Common names are the bane of biologists because they can be applied, misapplied, multiplied, and codified, all without any rhyme or reason.  Such it is with the Turkey.  What you may ask does the Republic of Turkey have to do with this native N. American bird?  Short answer: nothing.  When good old Columbus stumbled upon the Americas, he thought he had reached the western most portions of Asia.  Thus the natives of the "east Indies" must be Indians, and neither people so referred to has been very happy about this ever since.  When Europeans first observed this N. American bird they mistakenly thought it to be similar to the guinea fowl, which was also called the Turkey fowl as it had been imported to Europe via the great trading centers of Turkey and the far-flung Ottoman Empire.  The name turkey stuck probably because that is what it was known as to European immigrants who followed.  The same fate was in store for maize (the native N. America name for this native grain), so please, it's not corn, which only means common grain of the region (as for corn in Scotland and see what you get).  In Gerarde's (1597) great herbal (get a pdf of the whole damned book for free!) maize was called "turkie wheate" (p. 97, to save you the trouble of the index) and it did not receive a glowing recommendation as the grain was "hard and evill digestion, a more convenient foode for swine than for men".  Naming new things after the country of origin, or their supposed country of origin is very common.  Next where is the crane in craneberry? 


Bend said...

I have read elsewhere that the American turkey had been taken back by the Spanish and bred extensively throughout Europe and the near east. Commonly sold by Turkish traders the fowl became known as Turkey birds or Turkey fowl and eventually just Turkeys. Wikipedia prefers your explanation, while the Straight Dope gives a rather detailed account mentioning both possibilities and suggesting that we should have stuck with the Aztec name of the bird, "xuehxolotl."
But, whether your American-centric story or my Eurocentric story is correct, I'd like to add a layer of confusion.

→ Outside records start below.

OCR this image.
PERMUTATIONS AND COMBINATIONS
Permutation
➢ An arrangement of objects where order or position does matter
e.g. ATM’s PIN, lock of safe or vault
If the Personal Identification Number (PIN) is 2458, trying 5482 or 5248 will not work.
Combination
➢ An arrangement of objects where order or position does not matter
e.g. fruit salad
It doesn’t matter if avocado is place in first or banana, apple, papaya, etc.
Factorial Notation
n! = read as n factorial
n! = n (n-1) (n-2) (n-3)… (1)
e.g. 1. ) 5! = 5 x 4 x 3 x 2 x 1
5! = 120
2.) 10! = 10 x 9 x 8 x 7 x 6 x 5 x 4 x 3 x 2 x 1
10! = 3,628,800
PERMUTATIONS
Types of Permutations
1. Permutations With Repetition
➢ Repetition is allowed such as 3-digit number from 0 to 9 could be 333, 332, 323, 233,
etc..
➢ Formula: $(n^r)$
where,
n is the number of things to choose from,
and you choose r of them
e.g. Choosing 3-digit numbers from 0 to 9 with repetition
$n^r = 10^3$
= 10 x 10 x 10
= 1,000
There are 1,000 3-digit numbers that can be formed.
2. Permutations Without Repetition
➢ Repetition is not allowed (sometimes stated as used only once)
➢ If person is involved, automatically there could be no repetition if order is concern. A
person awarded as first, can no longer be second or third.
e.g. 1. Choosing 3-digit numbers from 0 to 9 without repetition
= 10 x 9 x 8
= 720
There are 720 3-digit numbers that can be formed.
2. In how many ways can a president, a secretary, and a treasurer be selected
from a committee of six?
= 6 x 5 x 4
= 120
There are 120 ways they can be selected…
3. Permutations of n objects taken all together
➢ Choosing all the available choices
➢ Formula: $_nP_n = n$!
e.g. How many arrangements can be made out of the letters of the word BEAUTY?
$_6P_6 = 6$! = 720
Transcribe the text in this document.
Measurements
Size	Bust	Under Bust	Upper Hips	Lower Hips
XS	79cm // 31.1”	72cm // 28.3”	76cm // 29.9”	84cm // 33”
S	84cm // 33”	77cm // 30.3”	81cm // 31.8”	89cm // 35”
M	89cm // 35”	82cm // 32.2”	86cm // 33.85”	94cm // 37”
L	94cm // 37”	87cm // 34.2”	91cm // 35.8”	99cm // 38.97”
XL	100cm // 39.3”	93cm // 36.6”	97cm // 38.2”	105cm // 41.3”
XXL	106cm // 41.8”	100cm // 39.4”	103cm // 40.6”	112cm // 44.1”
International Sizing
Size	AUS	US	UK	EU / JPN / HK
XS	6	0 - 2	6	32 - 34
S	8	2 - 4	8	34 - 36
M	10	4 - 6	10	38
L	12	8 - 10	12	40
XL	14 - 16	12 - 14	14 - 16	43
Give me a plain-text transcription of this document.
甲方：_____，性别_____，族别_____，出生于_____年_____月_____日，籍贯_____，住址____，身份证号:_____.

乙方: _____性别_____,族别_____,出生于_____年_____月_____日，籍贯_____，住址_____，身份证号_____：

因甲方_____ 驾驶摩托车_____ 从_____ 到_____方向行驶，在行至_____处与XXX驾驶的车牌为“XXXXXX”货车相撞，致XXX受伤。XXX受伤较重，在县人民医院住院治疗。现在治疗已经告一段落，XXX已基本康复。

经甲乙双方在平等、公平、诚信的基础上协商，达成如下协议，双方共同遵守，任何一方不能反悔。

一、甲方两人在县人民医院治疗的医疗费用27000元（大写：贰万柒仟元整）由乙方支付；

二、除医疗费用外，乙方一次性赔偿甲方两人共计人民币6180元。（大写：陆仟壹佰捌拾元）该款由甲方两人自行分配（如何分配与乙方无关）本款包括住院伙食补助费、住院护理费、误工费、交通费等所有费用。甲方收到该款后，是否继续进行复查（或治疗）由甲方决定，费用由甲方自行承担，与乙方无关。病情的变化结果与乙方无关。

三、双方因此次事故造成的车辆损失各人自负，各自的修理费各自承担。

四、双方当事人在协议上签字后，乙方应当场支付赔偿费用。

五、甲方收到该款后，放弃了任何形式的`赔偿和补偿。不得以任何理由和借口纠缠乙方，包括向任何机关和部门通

Here in Australia the early European immigrants found a large black and white bird that resembled the American Turkey and so they called it..."Bush Turkey." So now a bird with not even a tangential relationship with the former Ottoman empire shares its name.

The Phytophactor said...

Thanks for providing the other plausible story that was new to me. And thanks for reminding me of several Thanksgivings in Australia, and indeed, Bush turkeys were common on my study sites in far Northern Queensland, a great bird.